Mr. Baker, who is now CEO of the Managed Funds Association, said that the four components of systemic risk regulation are a central systemic risk regulator; confidential reporting of information to such regulator; establishing a clear regulatory and the scope of its authority, and a mandate to protect the financial system.

A single systemic risk regulator is needed, he said, because multiple regulators with responsibility for overseeing systemic risk likely would not work because no one regulator would oversee the entire system and assess potential systemic risk from a holistic perspective.

It is critical that the information gathered by the systemic risk regulator be kept confidential and fully protected from public disclosure. The hedge fund industry believes that a systemic risk regulator can fulfill its mandate to protect the financial system
without publicly disclosing all the proprietary information of financial institutions.

Positing that a systemic risk regulator must have access to information in order to adequately assess potential risks to the financial system, Mr.
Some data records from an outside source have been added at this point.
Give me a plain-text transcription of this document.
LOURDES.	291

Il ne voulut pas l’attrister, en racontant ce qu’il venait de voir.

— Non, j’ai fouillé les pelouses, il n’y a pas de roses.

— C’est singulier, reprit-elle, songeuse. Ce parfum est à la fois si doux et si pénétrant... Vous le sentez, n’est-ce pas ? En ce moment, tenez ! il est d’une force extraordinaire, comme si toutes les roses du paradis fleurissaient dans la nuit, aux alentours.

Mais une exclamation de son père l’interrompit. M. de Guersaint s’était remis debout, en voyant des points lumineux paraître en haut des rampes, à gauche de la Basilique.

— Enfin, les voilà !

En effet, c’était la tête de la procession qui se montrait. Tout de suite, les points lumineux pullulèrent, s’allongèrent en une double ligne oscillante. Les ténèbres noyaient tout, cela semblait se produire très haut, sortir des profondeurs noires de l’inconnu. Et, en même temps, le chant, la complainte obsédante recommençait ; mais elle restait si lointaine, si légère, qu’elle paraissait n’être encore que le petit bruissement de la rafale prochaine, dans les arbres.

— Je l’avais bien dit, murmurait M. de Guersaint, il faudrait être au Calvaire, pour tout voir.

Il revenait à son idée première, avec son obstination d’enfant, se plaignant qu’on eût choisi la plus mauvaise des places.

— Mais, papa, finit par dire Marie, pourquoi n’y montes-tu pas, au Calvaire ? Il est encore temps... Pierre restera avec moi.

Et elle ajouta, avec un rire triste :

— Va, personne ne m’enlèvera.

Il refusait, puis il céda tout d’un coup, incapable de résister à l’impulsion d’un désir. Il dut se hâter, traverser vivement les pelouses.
Baker supports a systemic risk regulator having the authority to request and receive, on a confidential basis, from hedge funds that it determines to be of systemic relevance, any information that the regulator determines is necessary or advisable to enable it to adequately assess potential risks to the financial
system.

Moreover, the systemic risk regulator needs broad authority with respect to information gathering, along with resources and capabilities to effectively analyze that information.

Mr. Baker emphasized that the systemic risk regulator’s mandate should be the protection of the financial system. Investor protection and market integrity should not be part of its mandate.

Also, the systemic risk regulator must have the ability to be both forward-looking to address potential systemic problems as well as deal with systemic problems after they have arisen. Further, when a failing market participant does pose such a risk, said Mr. Baker, the systemic risk regulator should be authorized to directly intervene to ensure an orderly dissolution or liquidation of the market participant.

T. Timothy Ryan, SIFMA CEO, testified that the mission of a systemic risk regulator should be to mitigate systemic risk, maintain financial stability, and address any financial crisis. The regulator should have authority over all financial institutions and markets regardless of charter, functional regulation or unregulated status.

While there is no single commonly-accepted definition of systemic risk, SIFMA defined systemic risk as the risk of a systemic financial crisis characterized by a significant risk of the contemporaneous failure of a substantial number of financial institutions or of financial institutions or markets controlling a significant amount of financial resources that could result in a severe contraction of credit or have other serious adverse effects on economic conditions or financial stability.